The Cloudhead Manifesto

We at Cloudhead believe that in order to be successful, we must find a balance between making money, sharing with the community and fulfilling the self.

With that in mind, we have drafted the beliefs and values underlying Cloudhead.

1. In order for a lasting and workable exchange to exist, there must be give and take, share and receive on both sides of a relationship.

While many of our projects are non-profit, none are charity.  No one can give endlessly, and charity, too often, leaves the recipient as passive instead of actively designing and creating a life he or she would prefer.
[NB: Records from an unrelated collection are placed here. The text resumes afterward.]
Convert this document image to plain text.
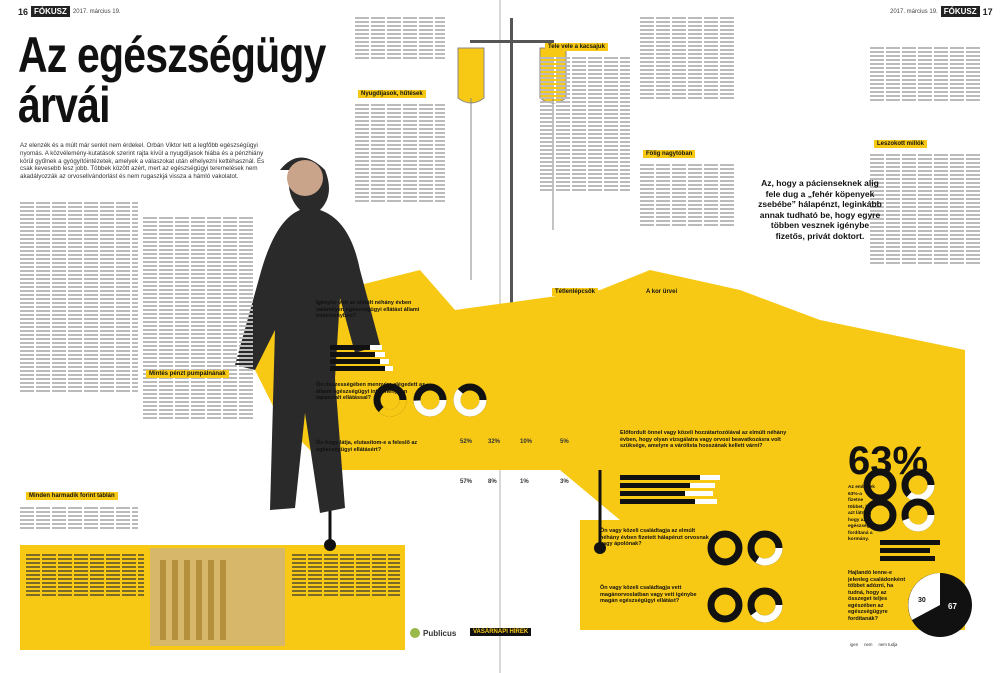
16 FÓKUSZ	2017. március 19.	2017. március 19. FÓKUSZ 17
Az egészségügy
árvái
Az elenzék és a múlt már senkit nem érdekel. Orbán Viktor lett a legfőbb egészségügyi nyomás. A közvélemény-kutatások szerint rajta kívül a nyugdíjasok hiába és a pénzhiány körül gyűlnek a gyógyítóintézetek, amelyek a válaszokat után elhelyezni kettéhasznál. És csak kevesebb lesz jobb. Többek között azért, mert az egészségügyi teremelések nem akadályozzák az orvosellvándorlást és nem rugaszkjá vissza a hámló vakolatot.
Minden harmadik forint táblán
Mintés pénzt pumpálnának
Nyugdíjasok, hűtések
Tele vele a kacsajuk
Tétlenlépcsők
Fölig nagytóban
A kor ürvei
Leszokott millók
Az, hogy a pácienseknek alig fele dug a „fehér köpenyek zsebébe” hálapénzt, leginkább annak tudható be, hogy egyre többen vesznek igénybe fizetős, privát doktort.
63%
Igénybe vett az elmúlt néhány évben valamilyen egészségügyi ellátást állami intézményben?
Ön összességében mennyire elégedett az állami egészségügyi intézményben tapasztalt ellátással?
Ön hogy látja, elutasítom-e a feleslő az egészségügyi ellátásért?
Előfordult önnel vagy közeli hozzátartozóiával az elmúlt néhány évben, hogy olyan vizsgálatra vagy orvosi beavatkozásra volt szüksége, amelyre a várólista hosszának kellett várni?
Ön vagy közeli családtagja az elmúlt néhány évben fizetett hálapénzt orvosnak vagy ápolónak?
Ön vagy közeli családtagja vett magánorvoslatban vagy vett igénybe magán egészségügyi ellátást?
Az emberek 63%-a fizetne többet, ha azt látnák, hogy az egészségügyre fordítaná a kormány.
Hajlandó lenne-e jelenleg családonként többet adózni, ha tudná, hogy az összeget teljes egészében az egészségügyre fordítanák?
52%	32%	10%	5%
57%	8%	1%	3%
67
30
igen nem nem tudja
Publicus	VASÁRNAPI HÍREK
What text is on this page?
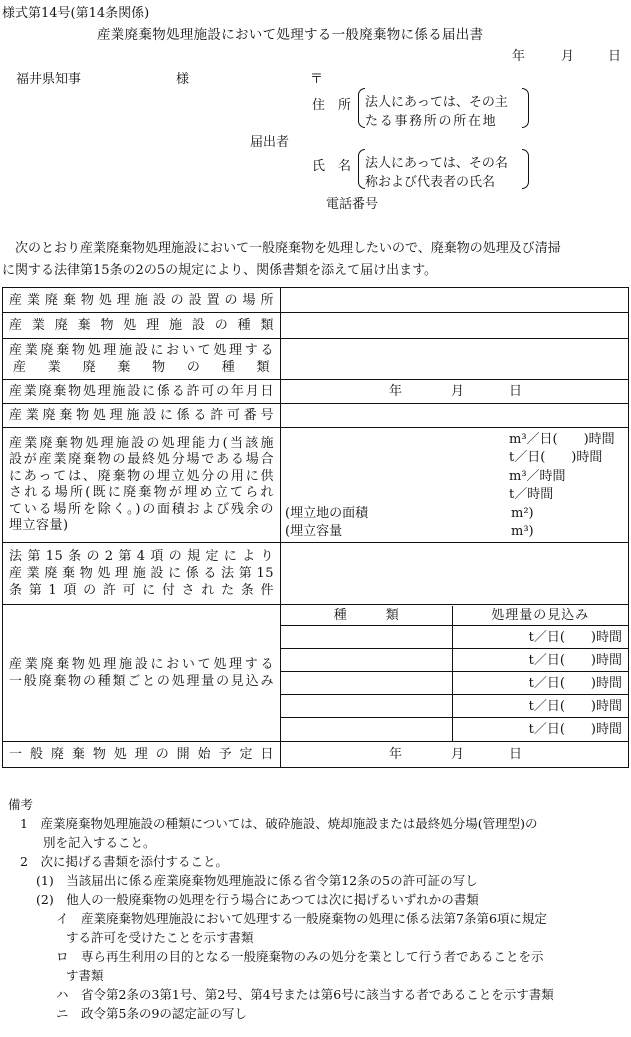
様式第14号(第14条関係)
産業廃棄物処理施設において処理する一般廃棄物に係る届出書
年	月	日
福井県知事	様	〒
住　所 法人にあっては、その主
たる事務所の所在地
届出者
氏　名 法人にあっては、その名
称および代表者の氏名
電話番号
　次のとおり産業廃棄物処理施設において一般廃棄物を処理したいので、廃棄物の処理及び清掃
に関する法律第15条の2の5の規定により、関係書類を添えて届け出ます。
産業廃棄物処理施設の設置の場所	
産業廃棄物処理施設の種類	

産業廃棄物処理施設において処理する
産業廃棄物の種類

産業廃棄物処理施設に係る許可の年月日	年	月	日

産業廃棄物処理施設に係る許可番号	

産業廃棄物処理施設の処理能力(当該施
設が産業廃棄物の最終処分場である場合
にあっては、廃棄物の埋立処分の用に供
される場所(既に廃棄物が埋め立てられ
ている場所を除く。)の面積および残余の
埋立容量)

m³／日(　　)時間
t／日(　　)時間
m³／時間
t／時間
(埋立地の面積	m²)
(埋立容量	m³)

法第15条の2第4項の規定により
産業廃棄物処理施設に係る法第15
条第1項の許可に付された条件

産業廃棄物処理施設において処理する
一般廃棄物の種類ごとの処理量の見込み

種　　　類	処理量の見込み
	t／日(　　)時間
	t／日(　　)時間
	t／日(　　)時間
	t／日(　　)時間
	t／日(　　)時間

一般廃棄物処理の開始予定日	年	月	日
備考
1　産業廃棄物処理施設の種類については、破砕施設、焼却施設または最終処分場(管理型)の
別を記入すること。
2　次に掲げる書類を添付すること。
(1)　当該届出に係る産業廃棄物処理施設に係る省令第12条の5の許可証の写し
(2)　他人の一般廃棄物の処理を行う場合にあつては次に掲げるいずれかの書類
イ　産業廃棄物処理施設において処理する一般廃棄物の処理に係る法第7条第6項に規定
する許可を受けたことを示す書類
ロ　専ら再生利用の目的となる一般廃棄物のみの処分を業として行う者であることを示
す書類
ハ　省令第2条の3第1号、第2号、第4号または第6号に該当する者であることを示す書類
ニ　政令第5条の9の認定証の写し
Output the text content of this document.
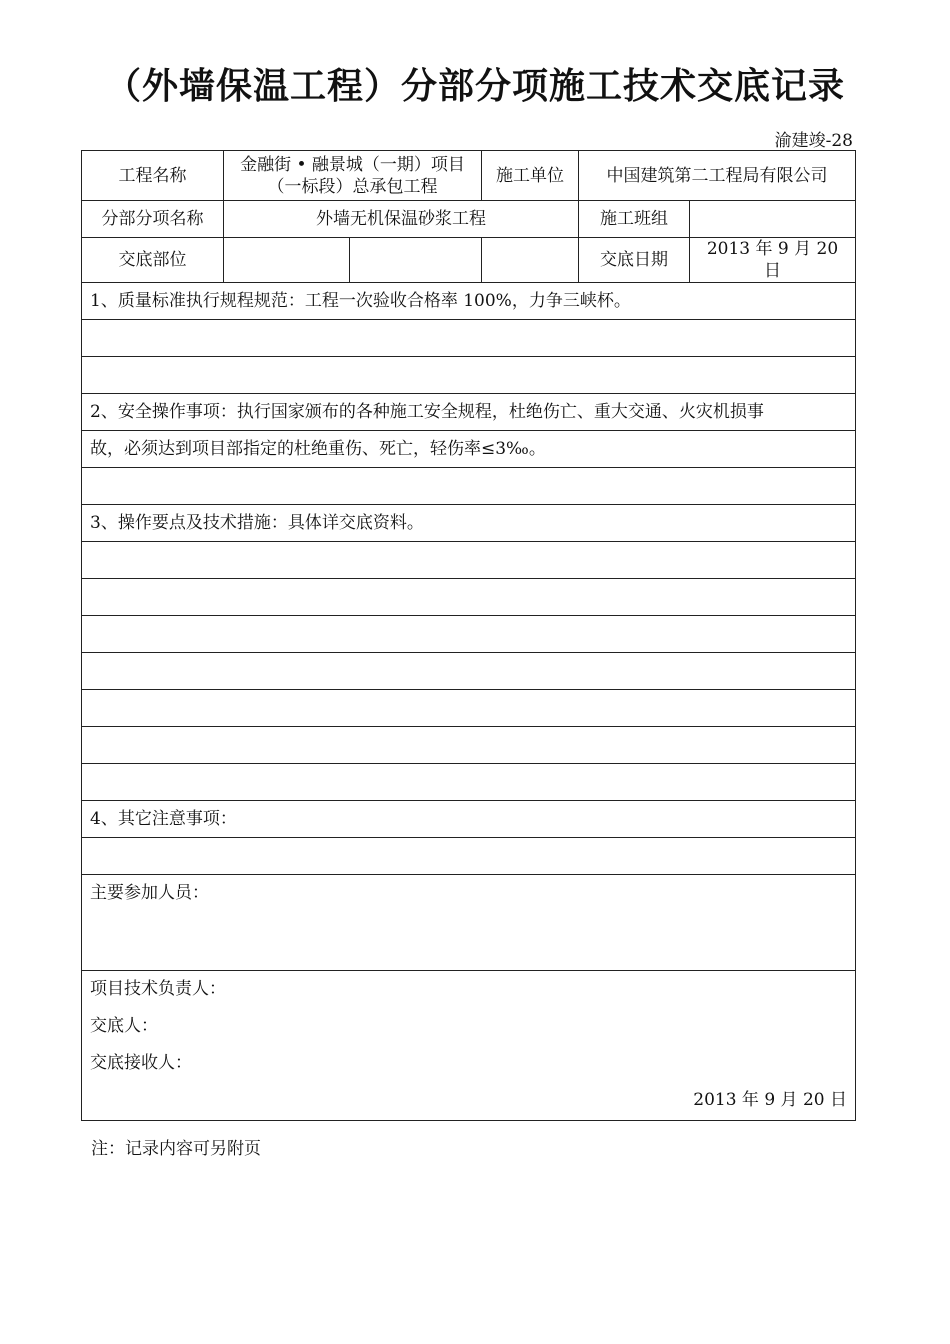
（外墙保温工程）分部分项施工技术交底记录
渝建竣-28
工程名称	金融街 • 融景城（一期）项目
（一标段）总承包工程		施工单位	中国建筑第二工程局有限公司	
分部分项名称	外墙无机保温砂浆工程			施工班组	
交底部位				交底日期	2013 年 9 月 20 日
1、质量标准执行规程规范：工程一次验收合格率 100%，力争三峡杯。					

2、安全操作事项：执行国家颁布的各种施工安全规程，杜绝伤亡、重大交通、火灾机损事					
故，必须达到项目部指定的杜绝重伤、死亡，轻伤率≤3‰。					

3、操作要点及技术措施：具体详交底资料。					

4、其它注意事项：					

主要参加人员：					

项目技术负责人：
交底人：
交底接收人：
2013 年 9 月 20 日					
注：记录内容可另附页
2. Money is not the only currency.

A person who lacks money does not lack resources. Time. Effort. Trade for services or things. Positive references. Good will. All have a currency to them. The value of each may not be immediately apparent, but each can build a strong foundation toward building meaningful partnerships.

3. Collaboration is key.

Every writer needs a reader. An idea tested by two minds will always produce a richer experience than the thoughts of only one. One note can be beautiful, but the more sounds, the more complexity you hear.

4. Find your balance.

It is important to know what to know exactly what you want from these partnerships while simultaneously leaving space for the unexpected to enter the equation.


5. Don’t be afraid to challenge the status quo.

We believe if you follow the first four rules, you will find yourself creating new ways of looking at the world. That is a wonderful thing. Go with it.


Other things we’ve learned along the way:


Reaching your goal is a limited victory when you’re not in love with the journey  •  Your to do list should always include things that have nothing to do with work.  •   The simplest explanation is usually the most powerful.  •  Answers are only as good as the questions you ask.  •  Sometimes things suck.  •  There’s an art in knowing when to continue on your course and when it’s time to change direction.  •  Nine out of every ten solutions you seek, already exist in you.  •  People who cannot take responsibility for themselves and their actions will always place the blame on you.  •  When at all possible, when something seems to go wrong, take a look at our own actions first, to see what we can do to improve the situation.  •  Don’t take things personally.   •   99% of the time, it’s not about you.   •  What you do has value. It’s ok to ask for something in return.